These are chat archives for akkadotnet/akka.net

6th
Dec 2017
jalchr
@jalchr
Dec 06 2017 14:03

How can I get the children of a shard ?
In regular actor: we do this:

var child = Context.Child(actorName);

What should I do for a shard to query its children or check for existence ?

Bartosz Sypytkowski
@Horusiath
Dec 06 2017 18:06
@jalchr are you trying to get children of your sharded actor? Or do you want to check which sharded actors are currently active within the shard?
jalchr
@jalchr
Dec 06 2017 20:26
The second option
Bart de Boer
@boekabart
Dec 06 2017 20:30
I have a question about basic Akka.Net, no remoting/clustering. It's about Dispatcher behaviour, I think.
I have a pipeline of actors (read xml to many fragments, process the fragments (in various ways, in about 3 parallel pipelines), then aggregate into a single actor, that outputs 'arrays' each N seconds, to a Serializer actor and then to a WriteFileContents actor.
What I observe, and this is unexpected, is that when I'm reading a 200.000 fragment xml file, I do quickly see some entities ending up in my 'buffer' , which gets triggered to output every 10 seconds, and it does output every 10 seconds roughly.

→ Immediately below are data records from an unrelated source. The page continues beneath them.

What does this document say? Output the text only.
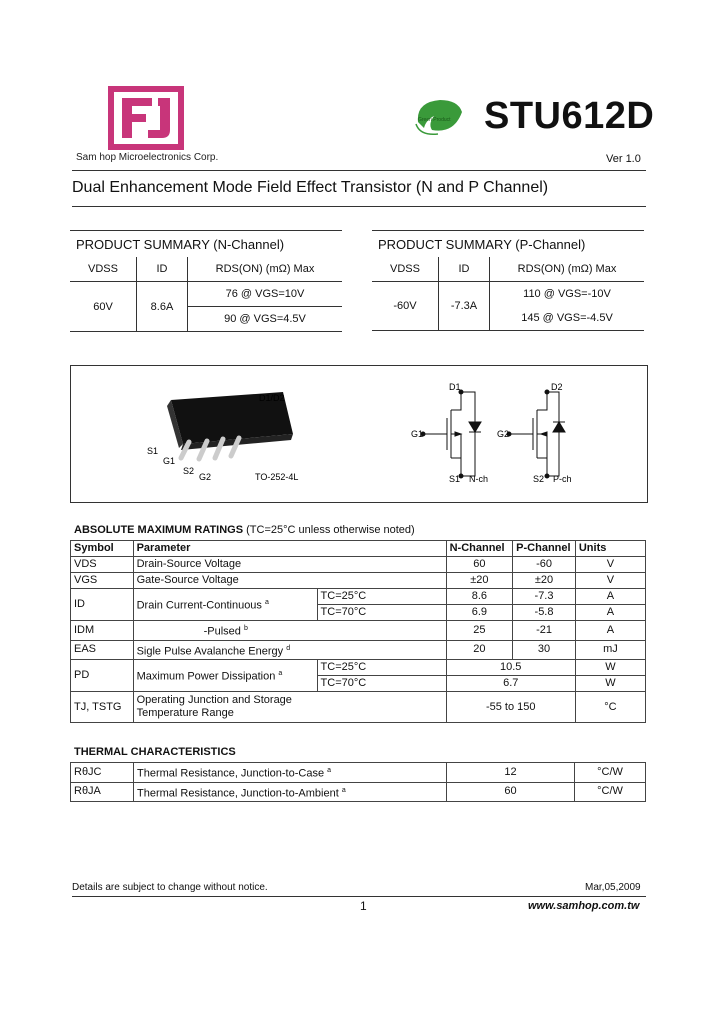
Sam hop Microelectronics Corp.
Green Product STU612D
Ver 1.0
Dual Enhancement Mode Field Effect Transistor (N and P Channel)
PRODUCT SUMMARY (N-Channel)		
VDSS	ID	RDS(ON) (mΩ) Max
60V	8.6A	76 @ VGS=10V
		90 @ VGS=4.5V
PRODUCT SUMMARY (P-Channel)		
VDSS	ID	RDS(ON) (mΩ) Max
-60V	-7.3A	110 @ VGS=-10V
		145 @ VGS=-4.5V
D1/D2
S1
G1
S2
G2	TO-252-4L
D1
G1
S1 N-ch
D2
G2
S2 P-ch
ABSOLUTE MAXIMUM RATINGS (TC=25°C unless otherwise noted)
Symbol	Parameter		N-Channel	P-Channel	Units
VDS	Drain-Source Voltage		60	-60	V
VGS	Gate-Source Voltage		±20	±20	V
ID	Drain Current-Continuous $^a$	TC=25°C	8.6	-7.3	A
		TC=70°C	6.9	-5.8	A
IDM	-Pulsed $^b$		25	-21	A
EAS	Sigle Pulse Avalanche Energy $^d$		20	30	mJ
PD	Maximum Power Dissipation $^a$	TC=25°C	10.5		W
		TC=70°C	6.7		W
TJ, TSTG	Operating Junction and Storage
Temperature Range		-55 to 150		°C
THERMAL CHARACTERISTICS
RθJC	Thermal Resistance, Junction-to-Case $^a$	12	°C/W
RθJA	Thermal Resistance, Junction-to-Ambient $^a$	60	°C/W
Details are subject to change without notice.	Mar,05,2009
1	www.samhop.com.tw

However, it seems that under the 'load' of those many, many entities in the 'upstream' part of the system, that the couple of messages at the 'downstream' (after the buffer) get handled only VERY sporadically - at least less than once every 10 seconds (meaning that i'm going to write multiple files in the same second)
so it seems the default dispatcher behaviour doesn't help me to quickly 'stream' the pieces of data all the way to the end, it seems to prefer moving the entire bulk through the pipeline slowly ('breadth-first' instead of 'depth-first').
Bart de Boer
@boekabart
Dec 06 2017 20:35
I would have thought that the default 100 messages limit on the mailbox processing (throughput ) would prevent that, and would give all actors a chance to handle their messages constantly (sub-second intervals). The processing of each message definitely does not take 1/10th second or even close to that.